Закончив, я уставилась на список. Не удивительно, что я не могла сосредоточиться. Я даже не знаю с чего начать. Наконец, я выбрала свою мать.
Она больна и беспокоит меня, уходит и не предупреждает, что-то от меня скрывает. Как обычно, не смотря на чувство вины, я чувствовала себя немного обиженной, затрачивая так много энергии беспокоясь, просто потому, что она отказывалась позаботиться о себе. Она могла получить помощь, психологическую помощь, но она отказалась. Потому что она не могла поверить, что в физическом плане, с ней все было в порядке. По крайне мере, не в той степени, в какой она предпочитала думать. Я должна была поговорить с ней. Сказать, что если она хочет просить меня остаться, что она и сделает, то ей придется пойти на некоторые уступки, хотя бы говорить мне что уходит, необязательно куда, если она собирается исчезать на полдня.

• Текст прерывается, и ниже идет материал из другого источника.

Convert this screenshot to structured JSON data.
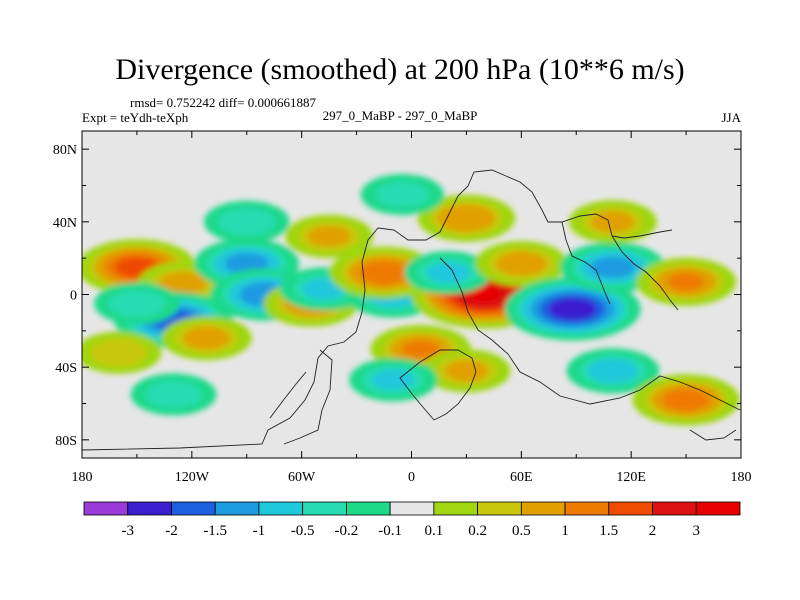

Джефф. Джефф может и дальше звонить и висеть на линии, сколько душе угодно. Он согласился на выплату алиментов. Нет, сейчас мне точно не нужны деньги, что вскользь вызывало у меня чувство вины. Пытаясь взять свои слова назад, он пытался воспользоваться мною. Спасибо ему большое, он достаточно наделал делов, пока мы были женаты. За деньги я бы не сняла его с крючка, и если он попытается увернуться от выплаты, я подам на него в суд. Худший кошмар Джеффри Майкла – общественное разбирательство. Если конечно, я немного не смягчусь, у него были причины спросить. Шесть месяцев чтобы пожить.

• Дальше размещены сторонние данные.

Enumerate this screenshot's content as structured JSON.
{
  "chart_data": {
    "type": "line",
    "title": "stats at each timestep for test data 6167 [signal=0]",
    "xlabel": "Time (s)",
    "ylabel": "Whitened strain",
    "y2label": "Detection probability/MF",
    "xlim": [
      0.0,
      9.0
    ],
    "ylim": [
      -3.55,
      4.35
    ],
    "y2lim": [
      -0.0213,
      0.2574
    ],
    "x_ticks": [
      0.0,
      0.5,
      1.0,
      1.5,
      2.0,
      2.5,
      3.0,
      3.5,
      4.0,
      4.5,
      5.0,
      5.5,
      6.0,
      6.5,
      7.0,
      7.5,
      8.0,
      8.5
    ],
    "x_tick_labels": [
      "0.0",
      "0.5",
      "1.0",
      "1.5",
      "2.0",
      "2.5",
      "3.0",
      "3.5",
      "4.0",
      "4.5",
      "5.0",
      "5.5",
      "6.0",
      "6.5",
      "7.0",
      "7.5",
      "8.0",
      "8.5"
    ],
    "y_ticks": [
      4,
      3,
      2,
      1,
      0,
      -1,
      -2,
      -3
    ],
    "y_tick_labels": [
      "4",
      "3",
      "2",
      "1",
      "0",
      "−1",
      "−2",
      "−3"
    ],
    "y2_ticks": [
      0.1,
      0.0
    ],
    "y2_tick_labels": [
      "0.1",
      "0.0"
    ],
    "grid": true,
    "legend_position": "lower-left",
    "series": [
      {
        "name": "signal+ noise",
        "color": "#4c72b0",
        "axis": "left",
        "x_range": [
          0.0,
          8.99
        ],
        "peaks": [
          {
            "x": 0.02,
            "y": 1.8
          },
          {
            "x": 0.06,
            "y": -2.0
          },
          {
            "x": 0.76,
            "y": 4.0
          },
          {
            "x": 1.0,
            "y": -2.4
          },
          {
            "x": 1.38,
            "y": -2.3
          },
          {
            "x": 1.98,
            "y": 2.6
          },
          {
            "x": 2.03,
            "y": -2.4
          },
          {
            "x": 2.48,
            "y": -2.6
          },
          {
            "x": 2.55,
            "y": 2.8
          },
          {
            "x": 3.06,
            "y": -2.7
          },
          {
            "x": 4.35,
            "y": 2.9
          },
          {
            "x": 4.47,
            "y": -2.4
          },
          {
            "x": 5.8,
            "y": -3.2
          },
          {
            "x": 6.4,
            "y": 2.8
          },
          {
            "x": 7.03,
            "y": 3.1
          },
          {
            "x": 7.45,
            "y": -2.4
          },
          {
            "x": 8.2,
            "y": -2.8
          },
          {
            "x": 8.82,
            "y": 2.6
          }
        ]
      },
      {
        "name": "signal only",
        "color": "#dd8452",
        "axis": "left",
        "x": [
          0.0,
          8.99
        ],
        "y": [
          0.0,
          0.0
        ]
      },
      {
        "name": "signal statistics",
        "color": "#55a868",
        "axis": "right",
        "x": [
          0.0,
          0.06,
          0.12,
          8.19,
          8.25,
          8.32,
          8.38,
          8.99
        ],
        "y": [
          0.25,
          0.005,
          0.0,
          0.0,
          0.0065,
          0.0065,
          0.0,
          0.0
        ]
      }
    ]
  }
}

Что касается Макса. Я хотела что-нибудь бросить в него, когда он отстранил меня от этой истории. Я до сих пор хочу, но в городе Макс был единственным работодателем для меня, так что я не была уверена в том, что должна это сделать. Я могла противостоять ему, могла попытаться получить прямые ответы по поводу его странного поведения, но Макс может быть так же хорош в сокрытие правды, как он был в ее получении. Кроме того, не было никаких доказательств, что отнятие у меня истории, было связанно с его сном в кабинете, разговоре по телефону и появление в средней школе. Может быть, причина того, то он принимает необычные решения, кроется в давлении, которое он испытывает в жизни и о котором я понятия не имела.

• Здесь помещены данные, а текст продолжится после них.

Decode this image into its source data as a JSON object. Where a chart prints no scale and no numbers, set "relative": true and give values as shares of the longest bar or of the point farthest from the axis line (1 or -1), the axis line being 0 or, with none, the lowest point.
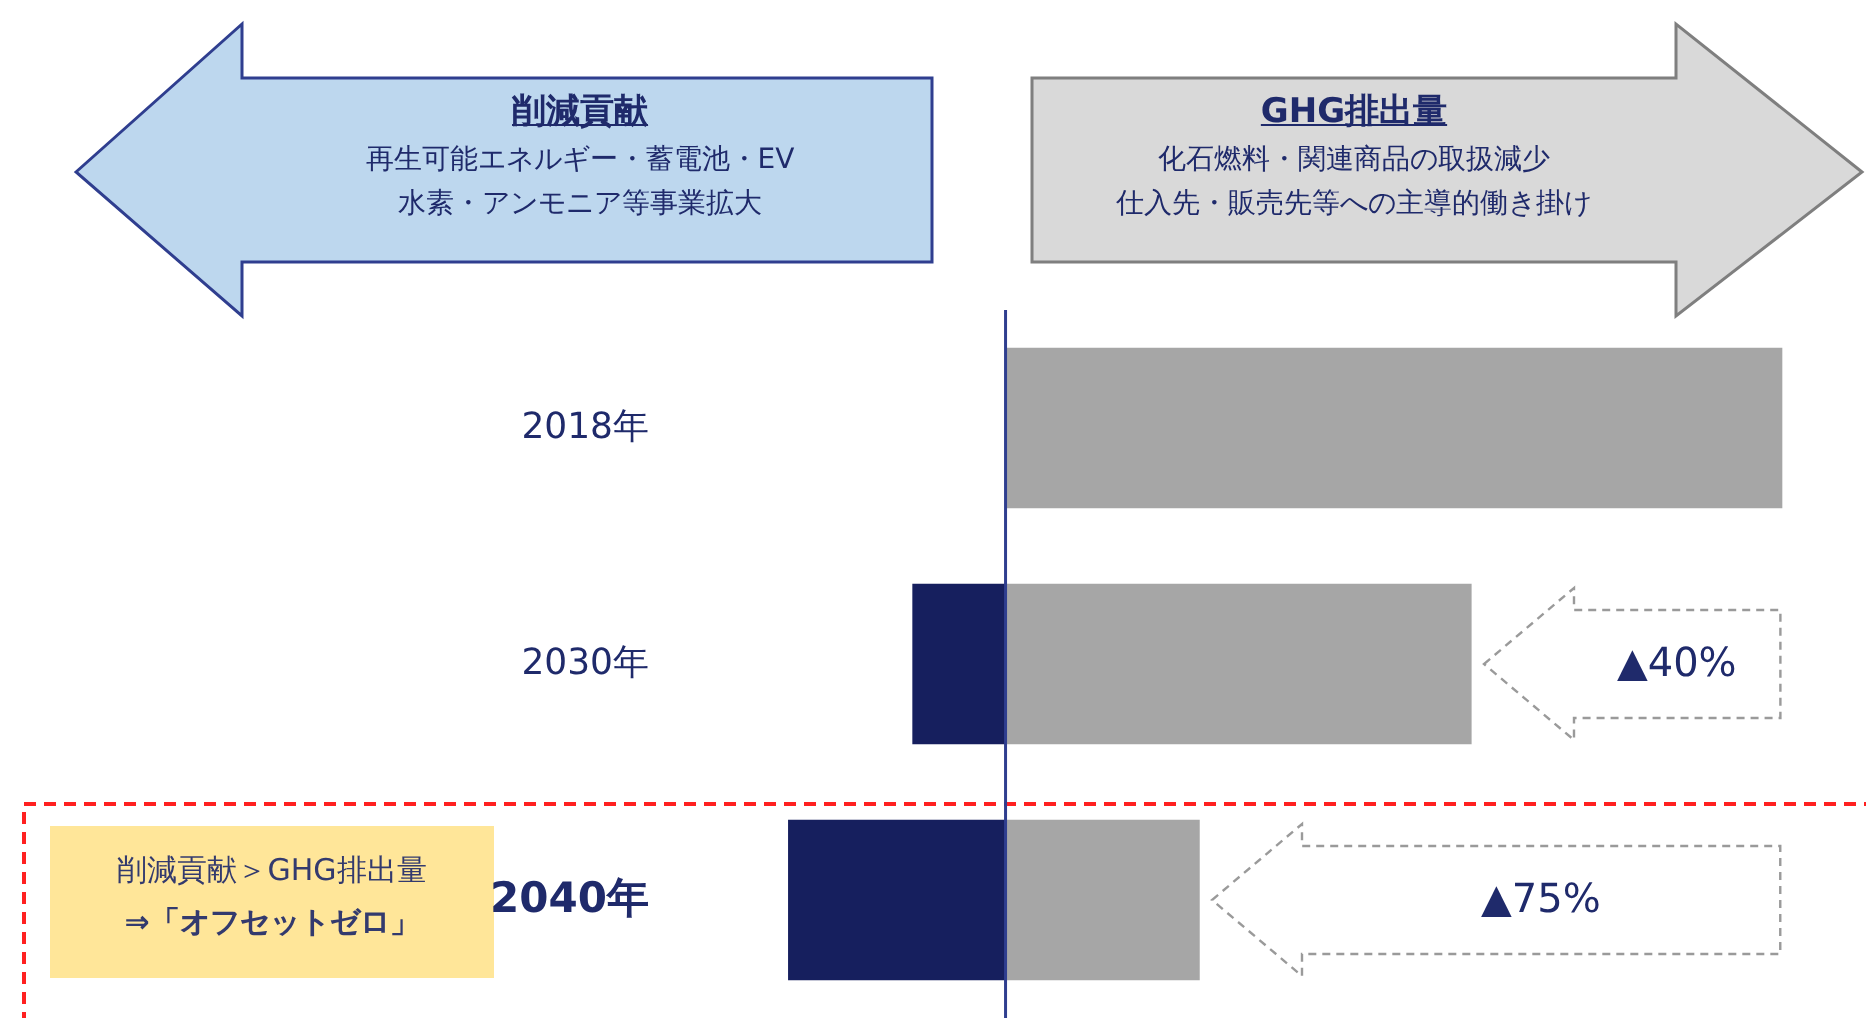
{
  "chart_data": {
    "type": "bar",
    "orientation": "horizontal",
    "relative": true,
    "stacked": true,
    "categories": [
      "2018年",
      "2030年",
      "2040年"
    ],
    "series": [
      {
        "color": "#161f5e",
        "values": [
          null,
          -0.12,
          -0.28
        ]
      },
      {
        "color": "#a6a6a6",
        "values": [
          1,
          0.6,
          0.25
        ]
      }
    ],
    "ref_lines": [
      {
        "axis": "x",
        "value": 0,
        "color": "#2f3e8f"
      }
    ],
    "annotations": [
      "削減貢献",
      "再生可能エネルギー・蓄電池・EV",
      "水素・アンモニア等事業拡大",
      "GHG排出量",
      "化石燃料・関連商品の取扱減少",
      "仕入先・販売先等への主導的働き掛け",
      "削減貢献＞GHG排出量",
      "⇒「オフセットゼロ」",
      "▲40%",
      "▲75%"
    ]
  }
}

Убийство Дока Хеллеки. Бристол, в конце концов, поймает парня, который это сделал. Я знала, что он был ограничен в методах и средствах законом. А я не была. По крайней мере, не меньше, чем он. Я больше не имела доступа к истории, но Арни имел, не смотря на то, что его чутье, если оно у него есть, несомненно, поведет его в неправильном направлении. Конечно, никто не сказал, что я не могу продолжать расследовать убийство Хеллеки до тех пор, пока Макс не узнает об этом. На самом деле это было не совсем так: кто-то сказал, что я не могу продолжать расследовать смерть Хеллеки, хотя не такими словами. Что привело меня к моей последней проблеме.
Челси Бристол. Она видела меня насквозь и видела именно то, чего я боялась. Я не знаю, что делать... кроме, как держаться подальше от Джейка Бристола, как я и обещала себе. Я хотела извиниться перед ней, сказать, что это ничего не значит. Моя дружба с Бристолом никому не причинит вреда, кроме Марджин, которая чрезвычайно остро реагировала на это. С другой стороны может уже хватит. Боль Челси была реальной и я не могла оправдать свои чувства, хотя в самой глубине своего сердца, я знала, что между мной и Бристолом ничего и никогда не произойдет. Мне нужно отпустить это. Если я хочу расследовать убийство Хеллеки, то должна сделать это без Бристола и его помощи, что значит, завтра мне нужно отказаться от посещения оглашения завещания. У меня не было выбора.
Спокойнее, если даже не счастливее, я закрыла блокнот и вернулась к своему ноутбуку, к истории о доме Паркмюллер. На этот раз ноутбуку принадлежали все мои мысли, заботы и чувства, слова текли свободно и история развивалась. К десяти часам вечера, я отослала эту историю по электронной почте Максу и забралась в кровать, чувствуя себя решительно настроенной и смирившейся со своей новой жизненной участью.
Это продолжалось около десяти часов.